H.R. 2622, a bill to amend the Investment Advisers Act of 1940 to codify certain Securities and Exchange Commission no-action letters that exclude brokers and dealers compensated for certain research services from the definition of investment adviser, and for other purposes

Rep. Pete Sessions (R-TX) offered an ANS and explained the bill, which he said is necessary because the SEC suddenly decided to withdraw a non-action letter issued in response to the EU’s markets and financial instruments directive. He said the SEC’s action will unnecessarily disrupt markets and has no benefit to investor protection.

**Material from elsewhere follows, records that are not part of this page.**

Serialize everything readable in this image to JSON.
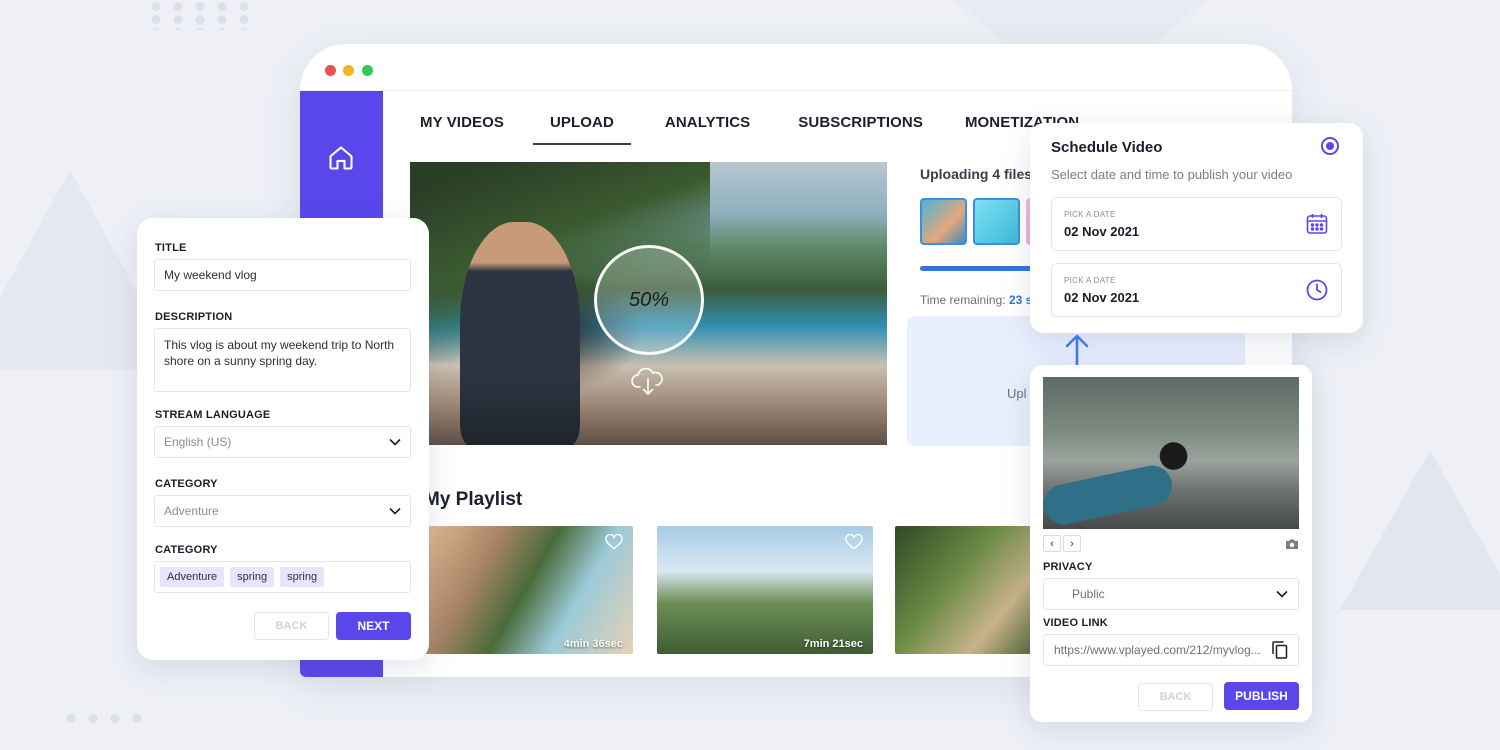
{
  "window": {
    "tabs": [
      {
        "label": "MY VIDEOS"
      },
      {
        "label": "UPLOAD"
      },
      {
        "label": "ANALYTICS"
      },
      {
        "label": "SUBSCRIPTIONS"
      },
      {
        "label": "MONETIZATION"
      }
    ],
    "active_tab": "UPLOAD"
  },
  "upload": {
    "progress_label": "50%",
    "progress": 0.5,
    "status_title": "Uploading 4 files",
    "time_remaining_label": "Time remaining:",
    "time_remaining_value": "23 s",
    "drop_zone_text": "Upl"
  },
  "playlist": {
    "title": "My Playlist",
    "items": [
      {
        "duration": "4min 36sec"
      },
      {
        "duration": "7min 21sec"
      },
      {
        "duration": ""
      }
    ]
  },
  "form": {
    "title_label": "TITLE",
    "title_value": "My weekend vlog",
    "description_label": "DESCRIPTION",
    "description_value": "This vlog is about my weekend trip to North shore on a sunny spring day.",
    "language_label": "STREAM LANGUAGE",
    "language_value": "English (US)",
    "category_label": "CATEGORY",
    "category_value": "Adventure",
    "tags_label": "CATEGORY",
    "tags": [
      "Adventure",
      "spring",
      "spring"
    ],
    "back_label": "BACK",
    "next_label": "NEXT"
  },
  "schedule": {
    "title": "Schedule Video",
    "subtitle": "Select date and time to publish your video",
    "date_label": "PICK A DATE",
    "date_value": "02 Nov 2021",
    "time_label": "PICK A DATE",
    "time_value": "02 Nov 2021"
  },
  "publish": {
    "prev_label": "‹",
    "next_label": "›",
    "privacy_label": "PRIVACY",
    "privacy_value": "Public",
    "link_label": "VIDEO LINK",
    "link_value": "https://www.vplayed.com/212/myvlog...",
    "back_label": "BACK",
    "publish_label": "PUBLISH"
  },
  "colors": {
    "accent": "#5a47ec",
    "progress_blue": "#3472e0",
    "background": "#eef0f6"
  }
}
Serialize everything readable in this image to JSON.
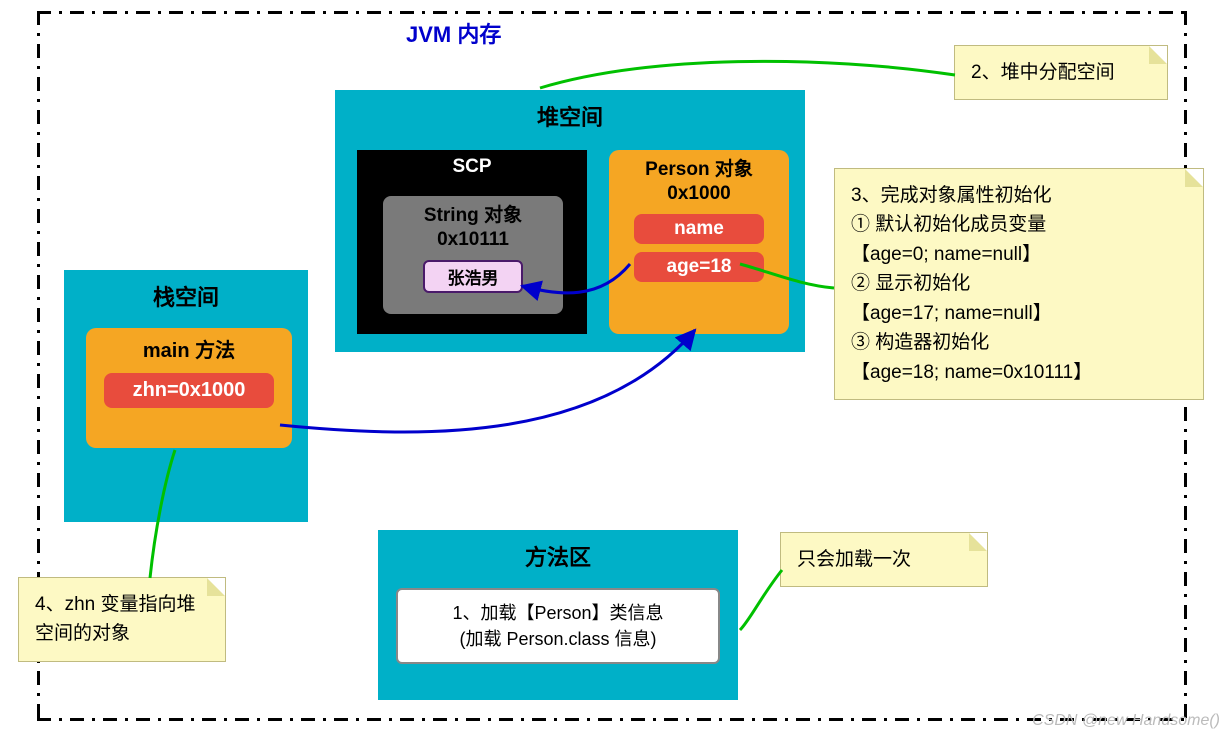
{
  "jvm_title": "JVM 内存",
  "heap": {
    "title": "堆空间",
    "scp_title": "SCP",
    "string_obj_label": "String 对象\n0x10111",
    "string_value": "张浩男",
    "person_label": "Person 对象\n0x1000",
    "person_name_field": "name",
    "person_age_field": "age=18"
  },
  "stack": {
    "title": "栈空间",
    "main_title": "main 方法",
    "zhn_var": "zhn=0x1000"
  },
  "method_area": {
    "title": "方法区",
    "class_info": "1、加载【Person】类信息\n(加载 Person.class 信息)"
  },
  "notes": {
    "n_heap": "2、堆中分配空间",
    "n_init": "3、完成对象属性初始化\n① 默认初始化成员变量\n【age=0; name=null】\n② 显示初始化\n【age=17; name=null】\n③ 构造器初始化\n【age=18; name=0x10111】",
    "n_once": "只会加载一次",
    "n_zhn": "4、zhn 变量指向堆空间的对象"
  },
  "watermark": "CSDN @new Handsome()"
}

Rep. Josh Gottheimer offered an amendment to extend the SEC’s order by 6 months and direct the SEC to conduct a balanced study to examine the impacts of a permanent extension of this no action letter. Gottheimer’s amendment was agreed to by a voice vote.

The ANS was agreed to by recorded vote and H.R. 2662, as amended, was reported favorably to the House by a vote of 45-2.

H.R. 3063, the Retirement Fairness for Charities and Educational Institutions Act

Rep. Frank Lucas (R-OK) offered an ANS and explained the bill, which will allow 403(b) plans to invest in collective investment trusts and insurance company separate accounts. He noted the measure originated in Secure 2.0 last Congress, and said Congress has limited investment options for public servants for too long. Lucas explained that his bill will allow for consistency across retirement plans, adding the lack of parity for 403(b) plans is astonishing.

Rep. Wiley Nickel (D-NC) said he is proud to cosponsor the legislation, which he noted lowers the cost of retirement for public sector employees.

Garcia offered an amendment which would only allow the relaxing of regulations on 403(b) plans that are also Employee Retirement Income Security Act (ERISA) plans. She said her amendment would extend valuable and market-tested protections to public sector employees, and noted Lucas’ bill would create too much risk in 403(b) plans by removing meaningful safeguards. Waters supported Garcia’s amendment, but Lucas said the amendment would compromise the intent of his bill.

The ANS was agreed to by a recorded vote, and H.R. 3063, as amended, was reported favorably to the House by a vote of 35-12.